Walgreens Prescribes Strong Business Continuity

Business continuity is crucial for any company. An interruption in service can undermine customer trust, along with bottom-line results. However, for the largest drug retailing chain in the United States, continuity is literally a life-and-death issue.

“People depend on their medication, and any interruption in serving customers in times of emergency or a natural disaster can have severe consequences,” states Richard Dodd, director of business continuity and safety at Walgreens.

However, maintaining continuity across upward of 8,200 stores in all 50 states, as well as Puerto Rico and the U.S. Virgin Islands, is no small feat. Although Walgreens has an IT disaster recovery strategy and infrastructure in place, the ability to reach store managers and other key employees immediately is critical.
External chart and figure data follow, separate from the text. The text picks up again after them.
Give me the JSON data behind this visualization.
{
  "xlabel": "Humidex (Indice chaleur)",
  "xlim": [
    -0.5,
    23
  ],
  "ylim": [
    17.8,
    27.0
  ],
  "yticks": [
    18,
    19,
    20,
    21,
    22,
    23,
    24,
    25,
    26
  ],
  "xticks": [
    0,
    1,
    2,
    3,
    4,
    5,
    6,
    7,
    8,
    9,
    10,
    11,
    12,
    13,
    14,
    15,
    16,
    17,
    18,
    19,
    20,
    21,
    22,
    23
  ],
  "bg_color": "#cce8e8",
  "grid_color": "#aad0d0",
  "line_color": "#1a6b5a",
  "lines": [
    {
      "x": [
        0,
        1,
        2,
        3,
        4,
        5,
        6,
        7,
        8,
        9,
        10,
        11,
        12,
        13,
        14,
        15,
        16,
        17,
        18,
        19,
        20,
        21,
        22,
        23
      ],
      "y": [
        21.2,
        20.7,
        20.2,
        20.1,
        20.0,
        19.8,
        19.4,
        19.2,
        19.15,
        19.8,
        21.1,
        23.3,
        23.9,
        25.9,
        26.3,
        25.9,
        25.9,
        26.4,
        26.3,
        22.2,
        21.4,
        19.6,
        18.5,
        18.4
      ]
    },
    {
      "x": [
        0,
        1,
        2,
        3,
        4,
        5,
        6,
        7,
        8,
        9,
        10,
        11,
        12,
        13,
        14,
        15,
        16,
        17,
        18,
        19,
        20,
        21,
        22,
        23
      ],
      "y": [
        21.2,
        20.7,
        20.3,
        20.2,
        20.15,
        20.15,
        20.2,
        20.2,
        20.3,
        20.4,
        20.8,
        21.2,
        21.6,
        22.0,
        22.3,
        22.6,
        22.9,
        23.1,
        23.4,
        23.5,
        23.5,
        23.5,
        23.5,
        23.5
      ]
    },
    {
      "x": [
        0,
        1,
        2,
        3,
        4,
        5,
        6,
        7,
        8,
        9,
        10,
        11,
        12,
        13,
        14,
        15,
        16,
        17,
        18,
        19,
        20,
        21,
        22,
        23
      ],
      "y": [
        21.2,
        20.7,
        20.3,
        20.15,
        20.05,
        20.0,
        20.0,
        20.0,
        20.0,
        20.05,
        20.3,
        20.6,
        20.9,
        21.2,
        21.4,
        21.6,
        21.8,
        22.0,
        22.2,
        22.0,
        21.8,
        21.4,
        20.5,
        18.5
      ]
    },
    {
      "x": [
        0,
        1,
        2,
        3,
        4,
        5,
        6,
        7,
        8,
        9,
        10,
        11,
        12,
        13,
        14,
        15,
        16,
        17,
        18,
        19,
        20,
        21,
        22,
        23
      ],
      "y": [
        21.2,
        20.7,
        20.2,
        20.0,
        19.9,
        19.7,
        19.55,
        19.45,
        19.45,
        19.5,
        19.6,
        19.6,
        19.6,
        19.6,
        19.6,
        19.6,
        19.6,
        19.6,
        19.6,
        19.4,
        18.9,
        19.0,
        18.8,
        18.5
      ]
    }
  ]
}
As a result, the company operates a security operation center 24×7 to support stores when anything from a burglary to a natural disaster occurs. It also relies on business continuity firm Fusion Framework and xMatters, a cloud-based enterprise communications platform, to ensure that news, information and instructions reach the right people at the right time.

“In the past, our ability to communicate on a large scale was fairly limited,” Dodd recalls. “Our security operations staff would have to stop whatever they were doing in order to communicate with team members, either across the enterprise or in regional or smaller groups.”
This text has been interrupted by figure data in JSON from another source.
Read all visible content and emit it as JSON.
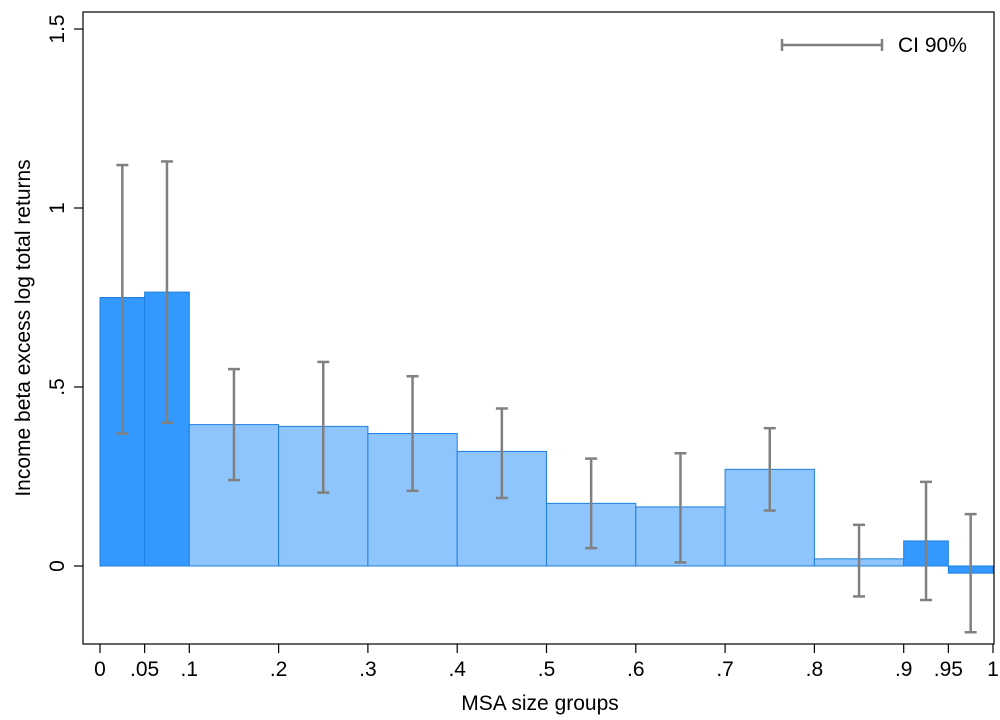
{
  "chart_data": {
    "type": "bar",
    "xlabel": "MSA size groups",
    "ylabel": "Income beta excess log total returns",
    "xlim": [
      0,
      1
    ],
    "ylim": [
      -0.22,
      1.55
    ],
    "x_ticks": [
      {
        "value": 0,
        "label": "0"
      },
      {
        "value": 0.05,
        "label": ".05"
      },
      {
        "value": 0.1,
        "label": ".1"
      },
      {
        "value": 0.2,
        "label": ".2"
      },
      {
        "value": 0.3,
        "label": ".3"
      },
      {
        "value": 0.4,
        "label": ".4"
      },
      {
        "value": 0.5,
        "label": ".5"
      },
      {
        "value": 0.6,
        "label": ".6"
      },
      {
        "value": 0.7,
        "label": ".7"
      },
      {
        "value": 0.8,
        "label": ".8"
      },
      {
        "value": 0.9,
        "label": ".9"
      },
      {
        "value": 0.95,
        "label": ".95"
      },
      {
        "value": 1,
        "label": "1"
      }
    ],
    "y_ticks": [
      {
        "value": 0,
        "label": "0"
      },
      {
        "value": 0.5,
        "label": ".5"
      },
      {
        "value": 1,
        "label": "1"
      },
      {
        "value": 1.5,
        "label": "1.5"
      }
    ],
    "grid": false,
    "legend": {
      "label": "CI 90%",
      "position": "top-right"
    },
    "colors": {
      "dark_bar": "#3399ff",
      "light_bar": "#8ec5fc",
      "bar_edge": "#1e7fe0",
      "ci": "#808080"
    },
    "bars": [
      {
        "x0": 0.0,
        "x1": 0.05,
        "value": 0.75,
        "ci_low": 0.37,
        "ci_high": 1.12,
        "shade": "dark"
      },
      {
        "x0": 0.05,
        "x1": 0.1,
        "value": 0.765,
        "ci_low": 0.4,
        "ci_high": 1.13,
        "shade": "dark"
      },
      {
        "x0": 0.1,
        "x1": 0.2,
        "value": 0.395,
        "ci_low": 0.24,
        "ci_high": 0.55,
        "shade": "light"
      },
      {
        "x0": 0.2,
        "x1": 0.3,
        "value": 0.39,
        "ci_low": 0.205,
        "ci_high": 0.57,
        "shade": "light"
      },
      {
        "x0": 0.3,
        "x1": 0.4,
        "value": 0.37,
        "ci_low": 0.21,
        "ci_high": 0.53,
        "shade": "light"
      },
      {
        "x0": 0.4,
        "x1": 0.5,
        "value": 0.32,
        "ci_low": 0.19,
        "ci_high": 0.44,
        "shade": "light"
      },
      {
        "x0": 0.5,
        "x1": 0.6,
        "value": 0.175,
        "ci_low": 0.05,
        "ci_high": 0.3,
        "shade": "light"
      },
      {
        "x0": 0.6,
        "x1": 0.7,
        "value": 0.165,
        "ci_low": 0.01,
        "ci_high": 0.315,
        "shade": "light"
      },
      {
        "x0": 0.7,
        "x1": 0.8,
        "value": 0.27,
        "ci_low": 0.155,
        "ci_high": 0.385,
        "shade": "light"
      },
      {
        "x0": 0.8,
        "x1": 0.9,
        "value": 0.02,
        "ci_low": -0.085,
        "ci_high": 0.115,
        "shade": "light"
      },
      {
        "x0": 0.9,
        "x1": 0.95,
        "value": 0.07,
        "ci_low": -0.095,
        "ci_high": 0.235,
        "shade": "dark"
      },
      {
        "x0": 0.95,
        "x1": 1.0,
        "value": -0.02,
        "ci_low": -0.185,
        "ci_high": 0.145,
        "shade": "dark"
      }
    ]
  }
}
In addition, the task required staff to manually cull mailing lists and look up phone numbers. The process was slow and prone to errors and glitches.

Sending Messages Through Multiple Channels

Now, with the xMatters software, lists are prepopulated using a direct feed from the company’s human resource information system. “We have up-to-date lists with phone numbers and email addresses,” Dodd explains. “We can dial into stores or send email or text messages when there’s a need to do so. The entire process takes place within seconds.”
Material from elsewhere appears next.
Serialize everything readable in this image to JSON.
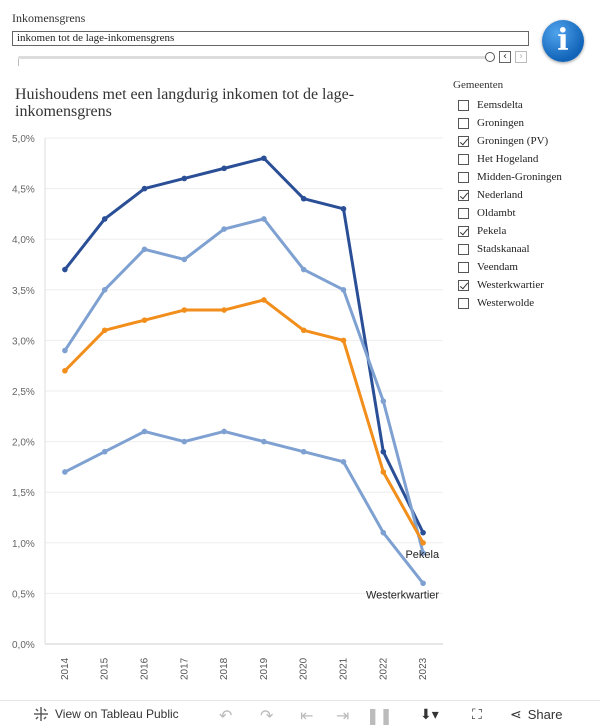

What’s more, the system can send out the same message across multiple channels to ensure that it gets through. “There is considerable level of redundancy built into the technology,” he adds. “Wherever a person is [located] and whatever device they are using, they are likely to see the message at the earliest possible moment.”

Walgreens recently used the technology to prepare for civil unrest in Ferguson, Mo., following a grand jury investigation into the death of Michael Brown. Dodd says that the company’s intelligence sources reported that some unrest would occur regardless of the Grand Jury decision. It was important to inform store managers and others at 45 locations when the announcement would take place so they could take appropriate steps and reopen stores as quickly as possible.

The company also used the business continuity system to manage operations at more than 600 stores during major snow storms in the Northeast this past winter, as well as during hurricanes, tornadoes and other weather-related events over the last couple of years.

“In business, people are always looking at return on investment and financial metrics,” Dodd says, “but for Walgreens, maximizing business continuity is just the right thing to do for our customers. We want to keep people safe and ensure that those who need life-preserving medication can get it without interruption.”